視点はそうして交叉する
自分は、2011.3.11の後、福島に医療ボランティアで何度も足を運んだ。
医療には即効的な力があり、だからこそ急性期には必要とされた。
ただ、だからこそ、やればやるほど、医療の限界も強く感じた。
できることが分かることは、できないことが分かることでもある。 有力であることを知ることは、無力を知ることでもある。
そのとき、自分は、鎮魂をも含んだ能楽という芸能や芸術にこそ可能性を感じた。だから学びはじめた。
それは自分にとって医療行為の延長線上にあるもので、生と死とが分かちがたく繋がっている人間や生命を真摯に追求していく過程の延長にあるものだった。
先日、芸術やアートに関わっている人たちと話していた時、ふと3.11の話になった。
3.11が起きた直後に色々なイベントがキャンセルとなり、自分たちがやっていることに大きな無力感を感じたと言っていた。

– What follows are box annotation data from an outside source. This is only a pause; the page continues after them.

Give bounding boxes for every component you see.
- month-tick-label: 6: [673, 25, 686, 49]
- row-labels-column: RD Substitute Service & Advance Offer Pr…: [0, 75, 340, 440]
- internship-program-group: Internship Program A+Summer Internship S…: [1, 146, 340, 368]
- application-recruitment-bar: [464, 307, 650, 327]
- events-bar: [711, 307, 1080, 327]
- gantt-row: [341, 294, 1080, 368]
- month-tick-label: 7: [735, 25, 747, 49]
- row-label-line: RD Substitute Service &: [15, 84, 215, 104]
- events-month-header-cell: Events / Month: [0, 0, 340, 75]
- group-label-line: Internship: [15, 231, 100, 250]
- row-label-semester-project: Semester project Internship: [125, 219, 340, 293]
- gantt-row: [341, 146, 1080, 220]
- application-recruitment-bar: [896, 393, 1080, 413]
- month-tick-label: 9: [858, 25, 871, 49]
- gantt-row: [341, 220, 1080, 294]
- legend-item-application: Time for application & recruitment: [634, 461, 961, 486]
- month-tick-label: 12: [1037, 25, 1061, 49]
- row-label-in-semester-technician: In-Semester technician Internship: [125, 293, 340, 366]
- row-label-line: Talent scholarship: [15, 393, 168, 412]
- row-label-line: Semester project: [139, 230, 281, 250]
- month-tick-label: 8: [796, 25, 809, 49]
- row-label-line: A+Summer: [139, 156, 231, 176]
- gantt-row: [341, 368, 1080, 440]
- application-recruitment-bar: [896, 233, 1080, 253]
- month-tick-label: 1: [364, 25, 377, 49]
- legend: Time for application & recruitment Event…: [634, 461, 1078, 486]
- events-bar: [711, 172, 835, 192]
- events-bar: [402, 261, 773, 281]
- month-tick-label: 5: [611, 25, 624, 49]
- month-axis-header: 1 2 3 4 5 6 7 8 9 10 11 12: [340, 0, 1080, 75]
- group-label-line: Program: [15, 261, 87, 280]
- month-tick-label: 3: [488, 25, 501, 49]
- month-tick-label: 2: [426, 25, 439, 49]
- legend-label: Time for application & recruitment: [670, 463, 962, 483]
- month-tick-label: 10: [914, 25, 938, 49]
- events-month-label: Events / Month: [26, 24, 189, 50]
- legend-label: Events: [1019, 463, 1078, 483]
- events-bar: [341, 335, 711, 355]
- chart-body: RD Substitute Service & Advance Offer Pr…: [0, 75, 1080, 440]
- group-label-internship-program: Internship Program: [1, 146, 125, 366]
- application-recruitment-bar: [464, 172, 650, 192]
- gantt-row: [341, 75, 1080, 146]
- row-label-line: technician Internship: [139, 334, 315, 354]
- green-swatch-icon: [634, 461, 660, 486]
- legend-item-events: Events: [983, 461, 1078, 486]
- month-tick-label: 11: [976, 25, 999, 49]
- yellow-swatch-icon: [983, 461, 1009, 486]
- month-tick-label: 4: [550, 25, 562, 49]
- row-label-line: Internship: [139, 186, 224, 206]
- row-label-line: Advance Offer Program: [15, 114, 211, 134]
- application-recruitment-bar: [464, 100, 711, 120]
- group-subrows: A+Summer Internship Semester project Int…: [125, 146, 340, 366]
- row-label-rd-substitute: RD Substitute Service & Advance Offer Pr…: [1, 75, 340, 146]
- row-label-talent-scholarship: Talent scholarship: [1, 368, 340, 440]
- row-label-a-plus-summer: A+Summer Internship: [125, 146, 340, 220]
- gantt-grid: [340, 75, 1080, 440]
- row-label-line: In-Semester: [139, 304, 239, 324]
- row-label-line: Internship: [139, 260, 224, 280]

むしろ、自分は即効的で即物的な医療に全力を投球していたからこそ、医療の限界と役割を知り、芸術にこそ可能性を感じていた。 だからこそ、なぜ自粛されるのかと思っていた。
人間は、体のエネルギーだけではなく、心にもエネルギーが必要で、心のエネルギーが枯渇すると、心にも飢餓が起きる。 お互いが相補的に補い合う存在だからこそ、視点はそうして交叉するのだと思う。
能を見に行くたびに、3.11の現場で見た多くの光景が浮かぶ。
亡くなった人たちから、いい社会をつくってください、と託された気がしたから。